A Thought Experiment: A Poem for Shavuot 

by Rabbi Emily Stern

 

The Torah is nothing if not yours

Because this is how it was when we stood at Sinai

When you heard that booming voice through the hugely porous air

So loud, so clear. The sound is a kind of fruit

Your ears are made of, but you never knew.

You eat it and have no time to wonder,

“Is this true?” because

The voice you hear is familiar, eerily familiar.

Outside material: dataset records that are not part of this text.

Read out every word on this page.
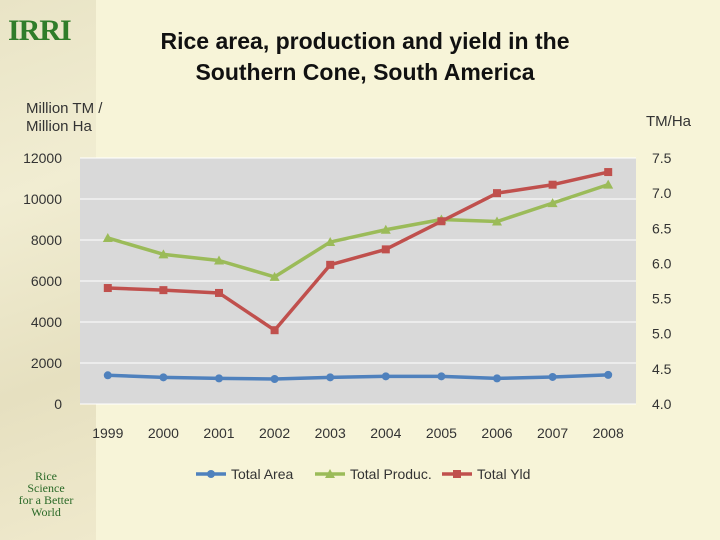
IRRI
Rice
Science
for a Better
World
Rice area, production and yield in the
Southern Cone, South America
Million TM /
Million Ha	TM/Ha
0
2000
4000
6000
8000
10000
12000
4.0
4.5
5.0
5.5
6.0
6.5
7.0
7.5
1999 2000 2001 2002 2003 2004 2005 2006 2007 2008
Total Area	Total Produc.	Total Yld
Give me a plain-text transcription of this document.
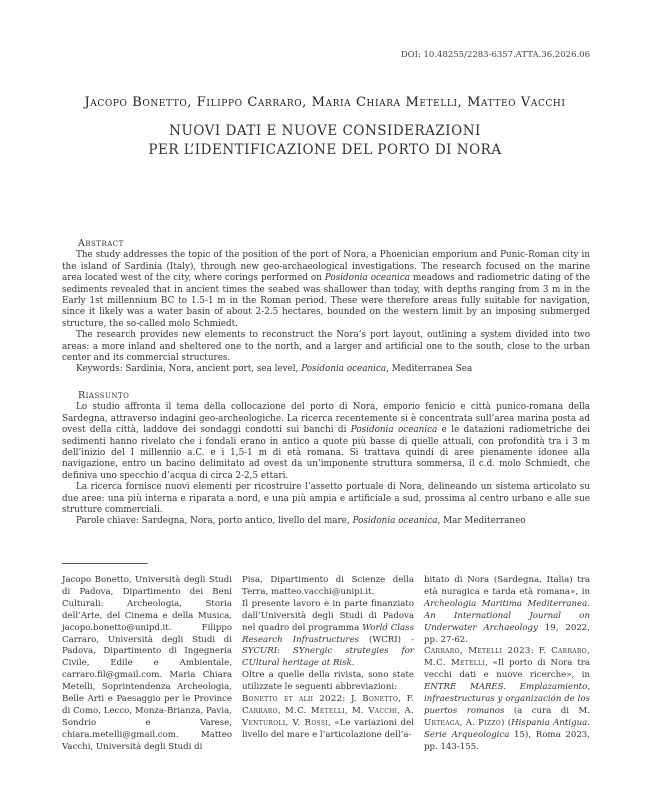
DOI: 10.48255/2283-6357.ATTA.36.2026.06
Jacopo Bonetto, Filippo Carraro, Maria Chiara Metelli, Matteo Vacchi
NUOVI DATI E NUOVE CONSIDERAZIONI
PER L’IDENTIFICAZIONE DEL PORTO DI NORA
Abstract

The study addresses the topic of the position of the port of Nora, a Phoenician emporium and Punic-Roman city in the island of Sardinia (Italy), through new geo-archaeological investigations. The research focused on the marine area located west of the city, where corings performed on Posidonia oceanica meadows and radiometric dating of the sediments revealed that in ancient times the seabed was shallower than today, with depths ranging from 3 m in the Early 1st millennium BC to 1.5-1 m in the Roman period. These were therefore areas fully suitable for navigation, since it likely was a water basin of about 2-2.5 hectares, bounded on the western limit by an imposing submerged structure, the so-called molo Schmiedt.

The research provides new elements to reconstruct the Nora’s port layout, outlining a system divided into two areas: a more inland and sheltered one to the north, and a larger and artificial one to the south, close to the urban center and its commercial structures.

Keywords: Sardinia, Nora, ancient port, sea level, Posidonia oceanica, Mediterranea Sea

Riassunto

Lo studio affronta il tema della collocazione del porto di Nora, emporio fenicio e città punico-romana della Sardegna, attraverso indagini geo-archeologiche. La ricerca recentemente si è concentrata sull’area marina posta ad ovest della città, laddove dei sondaggi condotti sui banchi di Posidonia oceanica e le datazioni radiometriche dei sedimenti hanno rivelato che i fondali erano in antico a quote più basse di quelle attuali, con profondità tra i 3 m dell’inizio del I millennio a.C. e i 1,5-1 m di età romana. Si trattava quindi di aree pienamente idonee alla navigazione, entro un bacino delimitato ad ovest da un’imponente struttura sommersa, il c.d. molo Schmiedt, che definiva uno specchio d’acqua di circa 2-2,5 ettari.

La ricerca fornisce nuovi elementi per ricostruire l’assetto portuale di Nora, delineando un sistema articolato su due aree: una più interna e riparata a nord, e una più ampia e artificiale a sud, prossima al centro urbano e alle sue strutture commerciali.

Parole chiave: Sardegna, Nora, porto antico, livello del mare, Posidonia oceanica, Mar Mediterraneo

Jacopo Bonetto, Università degli Studi di Padova, Dipartimento dei Beni Culturali: Archeologia, Storia dell’Arte, del Cinema e della Musica, jacopo.bonetto@unipd.it. Filippo Carraro, Università degli Studi di Padova, Dipartimento di Ingegneria Civile, Edile e Ambientale, carraro.fil@gmail.com. Maria Chiara Metelli, Soprintendenza Archeologia, Belle Arti e Paesaggio per le Province di Como, Lecco, Monza-Brianza, Pavia, Sondrio e Varese, chiara.metelli@gmail.com. Matteo Vacchi, Università degli Studi di

Pisa, Dipartimento di Scienze della Terra, matteo.vacchi@unipi.it.

Il presente lavoro è in parte finanziato dall’Università degli Studi di Padova nel quadro del programma World Class Research Infrastructures (WCRI) - SYCURI: SYnergic strategies for CUltural heritage at Risk.

Oltre a quelle della rivista, sono state utilizzate le seguenti abbreviazioni:

Bonetto et alii 2022: J. Bonetto, F. Carraro, M.C. Metelli, M. Vacchi, A. Venturoli, V. Rossi, «Le variazioni del livello del mare e l’articolazione dell’a-

bitato di Nora (Sardegna, Italia) tra età nuragica e tarda età romana», in Archeologia Maritima Mediterranea. An International Journal on Underwater Archaeology 19, 2022, pp. 27-62.

Carraro, Metelli 2023: F. Carraro, M.C. Metelli, «Il porto di Nora tra vecchi dati e nuove ricerche», in ENTRE MARES. Emplazamiento, infraestructuras y organización de los puertos romanos (a cura di M. Urteaga, A. Pizzo) (Hispania Antigua. Serie Arqueologica 15), Roma 2023, pp. 143-155.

It reminds you—oh, that’s it— of being in the womb

Before you entered this world.

These are the same voices you heard muffled around you

For those months while you formed.

This Torah is nothing if not yours.

 

And the voice morphs into your grandmother’s call

At the bottom of the stairs saying

“Breakfast is ready. Come and get it!”

Your heart’s humming, but it’s too high pitched.

You strain to hear

And slowly come to realize it’s your favorite song.

You anticipate the words as you remember who you are.

You peer at the top of the mountain

And look up at the cloud resting there.

You distinctly remember seeing that shape.

Oh, it’s the butterfly that flew by you

On your fifth birthday. You didn’t even know you remembered.

And in the thunder

As you sit and listen,

You are watching shapes become a very complicated mathematical equation

In front of your face.

And you stretch your mind to solve for “x”

Only to discover the answer, the only possible answer

Is the presence of the deepest part of you.

And the answer to every question was always your own essence.

It’s like a key that unlocks something, and you are woken from this slumbering

By a flash of lightning.

You know so well, too well,

It’s a flash of inspiration in your head

That you once were a sperm colliding with an egg.

You watch yourself meet yourself

And you know it was the first time you ever felt true love.

Your face is shown to you

Like a mirror but not backwards.

It’s the first time you’ve ever really seen your own face

Made of swirling colors too bright to see with your eyes

Or even your mind.

It’s so impossible to contain

That color becomes a smell

The smell of smoke from the mountain.

And heat from the fire burns your face

And you’re suddenly inside that volcano

You saw a picture of  in third grade

That you imagined someday you would visit.

 

And you know… someone knows your language

It’s too much Intimacy to bear.

And you reverberate there

Suspended beyond all worlds.

It almost is embarrassing to be so known

To be so seen

In these words

Called Torah.

And you know… this Torah is nothing if not yours.